Australian Venue Co.
- Formerly: Dixon Hospitality Group
- Company type: Private
- Industry: Retail; Hospitality; Entertainment;
- Headquarters: Melbourne, Australia
- Area served: Australia
- Key people: Paul Waterson (CEO)
- Services: Nightclubs; Pubs; Restaurants;
- Number of employees: 8,000
- Parent: PAG
- Subsidiaries: Court Hotel Duke of Wellington Hotel Esplanade Hotel Regatta Hotel
- Website: Official website

= Australian Venue Co. =

Australian hospitality company

Australian Venue Co. (AVC), formerly Dixon Hospitality Group, is a hospitality company in Australia that owns and operates over 200 venues across the country.

== History ==
in 2017, KKR purchased an 80% stake in the Dixon Hospitality Group.
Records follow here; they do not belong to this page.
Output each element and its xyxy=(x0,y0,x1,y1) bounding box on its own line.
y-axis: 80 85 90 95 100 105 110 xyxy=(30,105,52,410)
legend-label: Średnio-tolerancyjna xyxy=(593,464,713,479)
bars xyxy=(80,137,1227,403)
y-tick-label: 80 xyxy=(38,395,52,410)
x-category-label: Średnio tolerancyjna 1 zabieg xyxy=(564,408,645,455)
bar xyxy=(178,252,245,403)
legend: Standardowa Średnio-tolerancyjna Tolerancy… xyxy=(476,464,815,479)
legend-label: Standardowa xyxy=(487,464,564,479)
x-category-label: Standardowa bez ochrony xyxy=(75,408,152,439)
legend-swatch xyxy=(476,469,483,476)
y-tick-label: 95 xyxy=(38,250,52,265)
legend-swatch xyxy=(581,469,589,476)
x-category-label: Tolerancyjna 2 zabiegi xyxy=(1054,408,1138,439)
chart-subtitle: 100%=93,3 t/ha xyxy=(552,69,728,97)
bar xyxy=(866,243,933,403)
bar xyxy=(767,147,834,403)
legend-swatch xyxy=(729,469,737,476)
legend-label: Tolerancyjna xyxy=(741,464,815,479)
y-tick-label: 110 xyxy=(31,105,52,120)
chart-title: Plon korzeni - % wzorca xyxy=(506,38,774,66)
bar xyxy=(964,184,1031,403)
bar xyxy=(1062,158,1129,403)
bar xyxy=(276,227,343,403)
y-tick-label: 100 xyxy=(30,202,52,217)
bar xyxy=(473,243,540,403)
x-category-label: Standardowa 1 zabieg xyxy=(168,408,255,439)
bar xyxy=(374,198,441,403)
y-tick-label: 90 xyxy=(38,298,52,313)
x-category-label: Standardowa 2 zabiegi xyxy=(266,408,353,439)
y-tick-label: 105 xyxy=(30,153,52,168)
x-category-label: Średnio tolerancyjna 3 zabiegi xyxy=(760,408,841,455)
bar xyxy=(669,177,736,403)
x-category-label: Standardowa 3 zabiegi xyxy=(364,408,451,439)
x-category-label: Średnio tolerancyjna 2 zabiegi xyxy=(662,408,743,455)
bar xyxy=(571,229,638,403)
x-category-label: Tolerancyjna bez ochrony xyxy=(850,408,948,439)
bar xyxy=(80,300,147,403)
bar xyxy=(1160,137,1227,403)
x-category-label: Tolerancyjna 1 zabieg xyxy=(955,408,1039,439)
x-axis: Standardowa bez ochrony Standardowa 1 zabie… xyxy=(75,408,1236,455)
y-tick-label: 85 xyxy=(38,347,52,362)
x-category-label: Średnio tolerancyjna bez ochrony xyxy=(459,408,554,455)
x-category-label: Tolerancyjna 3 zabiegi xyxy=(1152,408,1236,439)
The company's portfolio initially consisted of five venues in Melbourne, but has expanded to over 200 venues across Australia and New Zealand.
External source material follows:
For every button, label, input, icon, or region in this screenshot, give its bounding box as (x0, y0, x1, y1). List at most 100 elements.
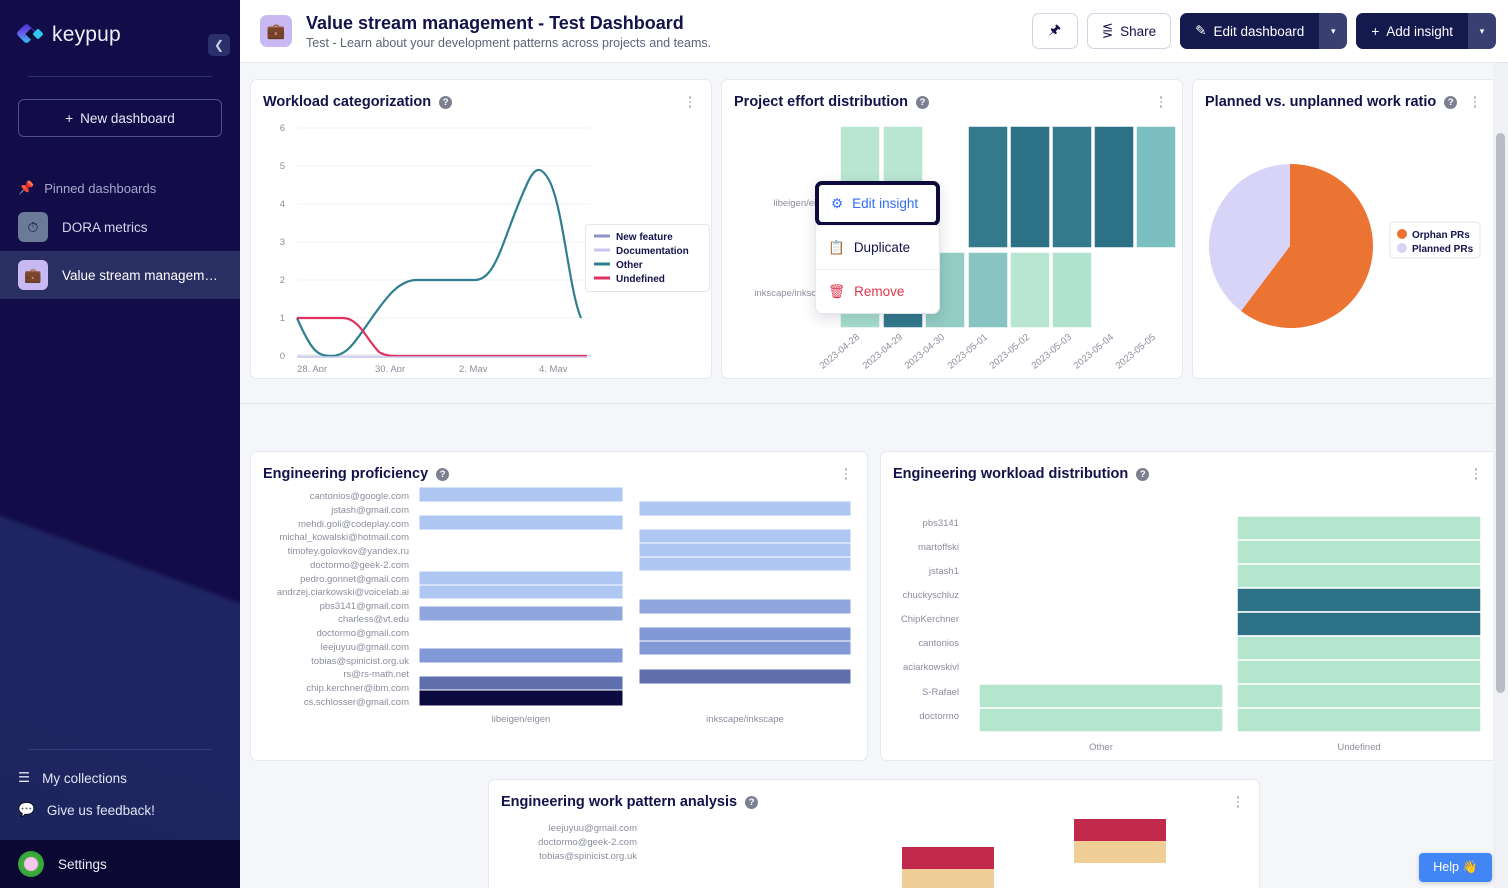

In March 2019, Coles Group and Australian Venue Co. established a joint venture (Queensland Venue Co) where AVC would take over operations of the Coles' Spirit Hotels and receive its profits while Coles would run the group's liquor stores and receive its profits. Coles received $200 million from AVC as part of the deal.
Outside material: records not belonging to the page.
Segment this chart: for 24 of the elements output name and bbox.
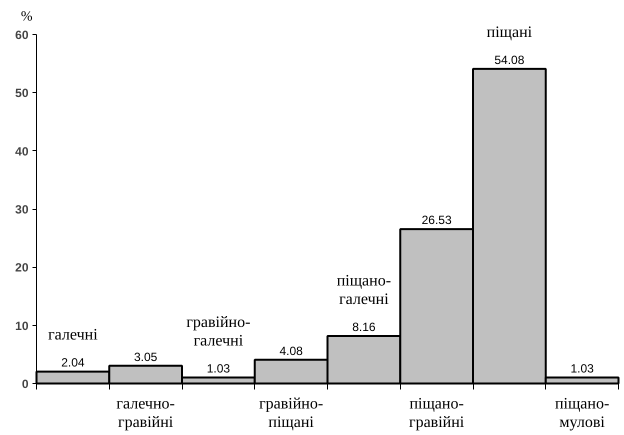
x-tick-label: гравійно- піщані [259,396,324,432]
data-label: 1.03 [206,362,230,376]
y-tick-label: 10 [15,318,29,333]
x-tick-label: піщані [486,24,533,41]
y-tick-label: 40 [15,144,29,158]
data-label: 2.04 [61,356,85,370]
data-label: 1.03 [570,362,594,376]
x-tick-label: піщано- галечні [336,272,392,308]
y-tick-label: 0 [22,377,29,391]
y-axis-title: % [20,10,33,24]
data-label: 4.08 [279,344,304,358]
data-label: 54.08 [494,52,525,67]
x-tick-label: галечно- гравійні [116,396,175,432]
y-tick-label: 30 [15,202,29,216]
x-tick-label: піщано- мулові [554,396,610,432]
x-tick-label: піщано- гравійні [409,396,465,432]
data-label: 3.05 [134,350,158,364]
y-tick-label: 50 [15,86,29,100]
x-tick-label: гравійно- галечні [186,314,250,350]
y-tick-label: 60 [15,28,29,42]
data-label: 26.53 [422,213,452,228]
data-label: 8.16 [352,320,376,334]
x-tick-label: галечні [48,326,98,344]
y-tick-label: 20 [15,260,29,275]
In August 2023, PAG agreed terms to purchase KKR's controlling shareholding for $1.4 billion.

In December 2024, the company announced a ban on Australia Day celebrations in 2025 due to the holiday causing "sadness for some members of our community". The decision was subsequently reversed following public criticism.

==Venues==
AVC's venues are spread across various locations in Australia, ranging from coastal towns to major cities. The company's portfolio includes bars, restaurants, pubs, nightclubs, and function spaces that cater to different clientele. Some of the notable venues are:

- Court Hotel, Perth
- Duke of Wellington Hotel
- Esplanade Hotel
- Regatta Hotel

== Headquarters and staffing ==
AVC's Head Office is located at Level 16, 242 Exhibition Street, Melbourne VIC 3000. AVC has over 8,300 employees across Australia & New Zealand.